(40)めくったカードは お題:ゲーム

じゃずよんでのリズムゲー対決の後、リベンジに燃える奏斗がいたらいいな……と思って書きました。



「これはこれは……参りましたね」
 全然参ってねえだろうが!! と、俺はありったけの怨念を込めて心の中で叫んだ。手に残ったダイヤの2を睨みつける。これも心の中で。間違っても顔にだけは出しちゃいけない。適当な奴らにならいい。でも、この人にはダメだ。ちょっとでも弱みを見せたら付け込まれる。誰だよ、運ゲーなら勝てるって言った奴は。

 ……俺だった。
 抱えていいなら頭を抱えたい。でもそんなことをしてしまえば相手の思う壺だ。ゲームが始まってからというもの、この人のニコニコ笑顔は一ミリだって崩れちゃいない。ゲーム終盤にして三度目のジョーカーを手にしても、ちょっと意外そうに「おや」と眉を動かしただけだ。何が「おや」だ。取って付けたようなセリフを。
 ババ抜きは運ゲーであって「完全な運ゲー」ではない。どのカードがジョーカーか全く分からない、という意味では運ゲーだ。でも、相手がジョーカーに手を出すよう、手札の位置や言葉である程度誘導したりはできる。そう考えると、今回のようにジョーカーの持ち主が明確なサシの勝負なら、むしろ心理戦になりやすい。
 やってしまったかもしれない。からかわれるのを承知で煌真と拓夢に相談して、案の定からかわれたのに、これじゃ相談した意味がない。いや、相談した意味は多分あった……と思いたい。あいつらの引き出しには、基本ソロプレイの俺には思いつかないようなゲームがある。クリスマスの定番のパーティー系タイトルや、子どもの頃に遊んで以来のアナログゲー。トランプを思いついたのはあいつらのおかげだ。そして唯一勝ち筋がハッキリ見える、ババ抜きを閃いたのも。
 こうするしかなかった。例え心理戦という敵の独壇場であったとしても、これが最適にして最善。俺は自分に言い聞かせた。

 作戦は単純だった。
 とにかく無言と無表情をキープ。深く考えず、相手の顔を見ない。機械のように、無作為にカードを選んでいく。相手に手札を並び替える隙を与えないようテンポ良く。そうすることで、自分の手元にジョーカーが来ても意識せずカードを捨て続けられると踏んだのだ。
 結果、うまくいった。あっという間に手札は減り、これが最後の一手。
 自分の手元にはダイヤの2が一枚。相手の手には二枚のカード。そのうち片方が2で、もう片方がジョーカーだ。ここで俺が相手から2を引けたら俺の勝ち。

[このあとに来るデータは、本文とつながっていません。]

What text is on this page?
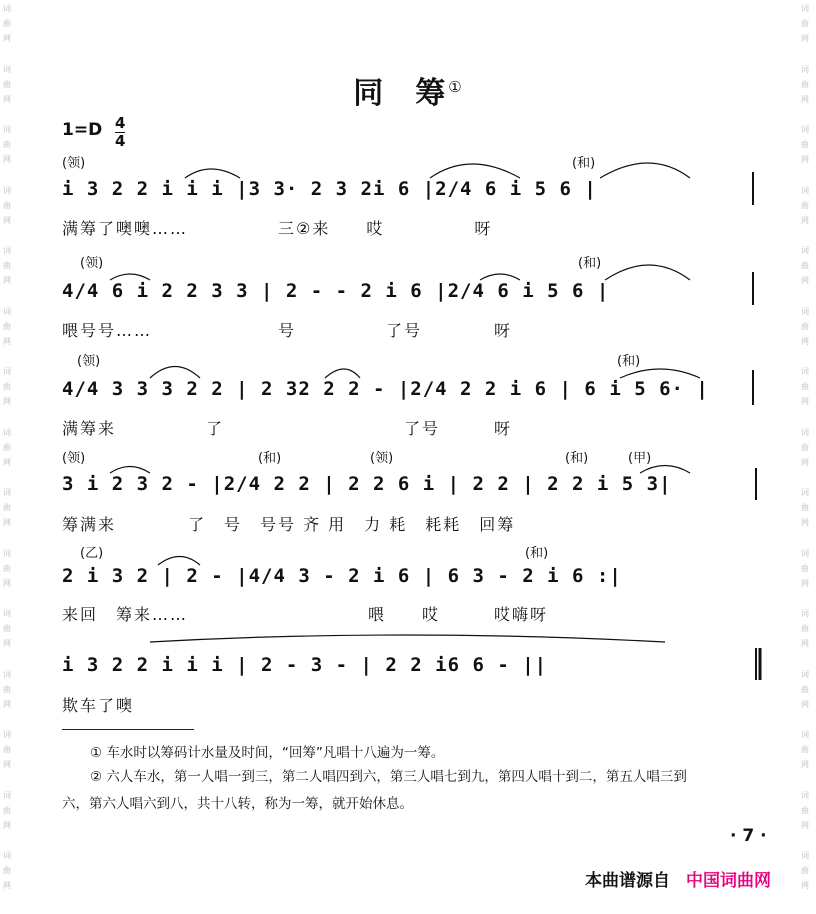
词
曲
网
词
曲
网
词
曲
网
词
曲
网
词
曲
网
词
曲
网
词
曲
网
词
曲
网
词
曲
网
词
曲
网
词
曲
网
词
曲
网
词
曲
网
词
曲
网
词
曲
网
词
曲
网
词
曲
网
词
曲
网
词
曲
网
词
曲
网
词
曲
网
词
曲
网
词
曲
网
词
曲
网
词
曲
网
词
曲
网
词
曲
网
词
曲
网
词
曲
网
词
曲
网
同　筹 ①
$1=D \frac{4}{4}$
(领)	(和)
i 3 2 2 i i i |3 3· 2 3 2i 6 |2/4 6 i 5 6 |
满筹了噢噢……　　　　　三②来　　哎　　　　　呀
(领)	(和)
4/4 6 i 2 2 3 3 | 2 - - 2 i 6 |2/4 6 i 5 6 |
喂号号……　　　　　　　号　　　　　了号　　　　呀
(领)	(和)
4/4 3 3 3 2 2 | 2 32 2 2 - |2/4 2 2 i 6 | 6 i 5 6· |
满筹来　　　　　了　　　　　　　　　　了号　　　呀
(领)	(和)	(领)	(和)	(甲)
3 i 2 3 2 - |2/4 2 2 | 2 2 6 i | 2 2 | 2 2 i 5 3|
筹满来　　　　了　号　号号 齐 用　力 耗　耗耗　回筹
(乙)	(和)
2 i 3 2 | 2 - |4/4 3 - 2 i 6 | 6 3 - 2 i 6 :|
来回　筹来……　　　　　　　　　　喂　　哎　　　哎嗨呀
i 3 2 2 i i i | 2 - 3 - | 2 2 i6 6 - ||
欺车了噢
① 车水时以筹码计水量及时间，“回筹”凡唱十八遍为一筹。
② 六人车水，第一人唱一到三，第二人唱四到六，第三人唱七到九，第四人唱十到二，第五人唱三到
六，第六人唱六到八，共十八转，称为一筹，就开始休息。
· 7 ·
本曲谱源自 中国词曲网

 俺は一旦カードを机に伏せた。深呼吸して肩を一度回し、座り直す。チラリと時計を見上げる。まだほんの数分しか経っていない。なのに、もう喉が渇き始めていた。あと少しだ。この勝負に勝ったら、俺はアップルサイダーを奢ってもら……何でフラグを立てにいくんだ俺は! しかも、よりによってこのタイミングで! バカか!
「……武宮さん」
「いつでもどうぞ」
 俺の目の前にカードが二枚並んだ。地味に指が長いな。文化系っぽく見えるけど結構がっしりしてる。初心者の割にトロンボーンは安定した音が出てて結構……じゃなかった。はいはい初心者詐欺乙。
「じゃあ、決めさせてもらいます」
 俺は顔を上げないようにして、机の木目を視線で辿り、右のカードをつまんだ。わかっちゃいたけど、今までのカードの中で一番重い気がする。でも、ここで崩れちゃだめだ。音を殺して静かに細く長く息を吐き出しながら、俺はそろそろとカードを引っぱり、ゆっくりとカードをめくった。